Globalement, pendant le confinement, le temps du travail domestique s’est allongé et la charge mentale a explosé : outre la gestion de la «continuité pédagogique» pour celles qui vivent avec des enfants, il faut ajouter les liens maintenus très régulièrement, presque quotidiennement, avec la famille pour laquelle on s’inquiète, les ami-e-s, les parents d’élèves avec lesquels on échange. Et là encore, ce travail incombe principalement aux femmes, parce que, «naturellement», elles s’occupent des autres, elles prennent soin de leurs proches, quel que soit leur âge ou leur productivité.
À l’occasion de la fête des mères, des militantes féministes ont présenté la «facture» qu’a représenté ce travail domestique assumé par les femmes:
« notre facture est celle que nous envoyons à l’État, qui s’est délesté de dépenses socialisées sur les femmes comme l’école ou la prise en charge des dépendant.es. Notre facture est symbolique: nous voulons visibiliser le travail gratuit des femmes qui bénéficie aux hommes et à l’État. Nous voulons, pour le monde d’après, des politiques publiques féministes. »[10]
Revaloriser les métiers à prédominance féminine
Au sortir du confinement, la revalorisation des métiers à prédominance féminine est à l’ordre du jour, à commencer par les infirmières, aides-soignantes, caissières et aides à domicile en première ligne face à la crise sanitaire.
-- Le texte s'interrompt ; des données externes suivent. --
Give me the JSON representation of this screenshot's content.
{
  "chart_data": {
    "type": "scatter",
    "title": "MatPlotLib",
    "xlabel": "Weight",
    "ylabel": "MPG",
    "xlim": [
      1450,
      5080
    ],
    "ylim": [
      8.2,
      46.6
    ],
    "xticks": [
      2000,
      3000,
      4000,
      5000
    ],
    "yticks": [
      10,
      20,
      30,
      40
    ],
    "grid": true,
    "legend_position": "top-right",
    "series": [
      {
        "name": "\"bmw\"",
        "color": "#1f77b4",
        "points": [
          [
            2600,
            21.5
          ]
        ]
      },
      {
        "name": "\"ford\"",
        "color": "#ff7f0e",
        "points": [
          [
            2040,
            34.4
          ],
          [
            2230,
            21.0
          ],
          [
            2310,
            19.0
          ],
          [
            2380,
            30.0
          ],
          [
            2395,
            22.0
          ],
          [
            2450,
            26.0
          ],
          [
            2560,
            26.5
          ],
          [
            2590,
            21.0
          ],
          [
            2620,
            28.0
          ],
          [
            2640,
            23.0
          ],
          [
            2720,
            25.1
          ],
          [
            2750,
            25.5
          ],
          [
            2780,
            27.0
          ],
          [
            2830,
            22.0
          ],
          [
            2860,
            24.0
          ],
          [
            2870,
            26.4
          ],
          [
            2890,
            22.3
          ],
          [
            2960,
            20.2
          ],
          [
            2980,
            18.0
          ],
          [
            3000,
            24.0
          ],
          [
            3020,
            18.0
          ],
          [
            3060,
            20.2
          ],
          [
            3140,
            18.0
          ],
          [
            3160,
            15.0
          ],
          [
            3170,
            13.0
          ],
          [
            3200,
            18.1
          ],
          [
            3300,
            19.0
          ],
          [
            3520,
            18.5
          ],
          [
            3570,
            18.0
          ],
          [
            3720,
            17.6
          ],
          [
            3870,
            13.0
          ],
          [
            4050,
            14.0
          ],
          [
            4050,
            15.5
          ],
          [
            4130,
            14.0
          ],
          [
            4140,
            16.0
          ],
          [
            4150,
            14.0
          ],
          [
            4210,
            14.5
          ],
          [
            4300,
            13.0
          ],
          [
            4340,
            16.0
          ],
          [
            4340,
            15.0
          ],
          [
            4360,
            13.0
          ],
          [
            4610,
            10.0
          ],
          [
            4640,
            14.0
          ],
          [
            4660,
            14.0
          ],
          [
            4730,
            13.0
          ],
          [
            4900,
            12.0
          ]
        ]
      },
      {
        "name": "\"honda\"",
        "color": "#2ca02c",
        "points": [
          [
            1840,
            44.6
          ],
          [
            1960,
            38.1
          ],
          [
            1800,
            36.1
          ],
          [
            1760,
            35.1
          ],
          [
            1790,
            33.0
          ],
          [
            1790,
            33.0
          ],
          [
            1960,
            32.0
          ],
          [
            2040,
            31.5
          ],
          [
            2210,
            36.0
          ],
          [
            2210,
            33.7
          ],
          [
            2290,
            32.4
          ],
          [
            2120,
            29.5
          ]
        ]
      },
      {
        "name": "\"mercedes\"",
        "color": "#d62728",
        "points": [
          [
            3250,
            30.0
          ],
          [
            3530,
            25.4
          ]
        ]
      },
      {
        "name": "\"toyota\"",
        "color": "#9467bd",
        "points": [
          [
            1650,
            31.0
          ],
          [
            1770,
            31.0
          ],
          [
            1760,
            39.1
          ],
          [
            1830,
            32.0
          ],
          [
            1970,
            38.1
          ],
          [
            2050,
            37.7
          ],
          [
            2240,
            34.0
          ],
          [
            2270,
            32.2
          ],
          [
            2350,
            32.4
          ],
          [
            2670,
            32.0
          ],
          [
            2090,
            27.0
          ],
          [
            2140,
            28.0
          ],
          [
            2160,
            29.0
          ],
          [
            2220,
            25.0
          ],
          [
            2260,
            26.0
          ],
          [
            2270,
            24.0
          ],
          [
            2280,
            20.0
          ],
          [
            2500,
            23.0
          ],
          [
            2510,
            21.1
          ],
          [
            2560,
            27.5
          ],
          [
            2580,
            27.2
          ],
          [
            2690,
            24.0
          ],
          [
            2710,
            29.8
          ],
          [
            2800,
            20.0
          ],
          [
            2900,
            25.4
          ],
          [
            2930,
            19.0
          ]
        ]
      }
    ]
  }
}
Le reportage de cash investigation du 19 mai 2020 était consacré à l’égalité professionnelle, au moment même où une pétition de chercheuses et de syndicalistes revendiquant la revalorisation – c’est-à-dire la prise en compte de la formation, de la qualification, de la pénibilité du travail, etc. – des «emplois et carrières à prédominance féminine» recueillait près de 65 000 signatures[11]. Une brèche s’ouvre donc au sortir du confinement. Comme l’écrit Rachel Silvera: «Les métiers les plus utiles socialement sont les moins payés»[12]: il est urgent d’inverser les priorités.
Dans l’histoire, les moments de crise économique sont particulièrement néfastes pour les droits des femmes. Dans les années 1930, le chômage est utilisé comme justification au retour des femmes mariées au foyer. Durant les années 1970, ces discours réapparaissent sporadiquement: le travail salarié des femmes est considéré comme second, après celui du mari, la rémunération des femmes constituant un salaire d’appoint, un supplément pour le ménage. Aujourd’hui, tandis que des licenciements et un accroissement de la précarité s’annoncent – l’enquête Coconel souligne que «parmi celles qui étaient en emploi au 1er mars 2020, deux sur trois seulement continuent de travailler deux mois plus tard, contre trois hommes sur quatre»[13] – et que les femmes continuent d’occuper majoritairement les temps partiels, les bas salaires et les métiers déqualifiés, vont-elles une nouvelle fois payer la crise?
Nous sommes actuellement à la croisée des chemins. Entre autres, la nouvelle dynamique féministe mondiale qui pèse depuis plusieurs années, irrigue et reconfigure les mouvements sociaux pourrait permettre de l’éviter.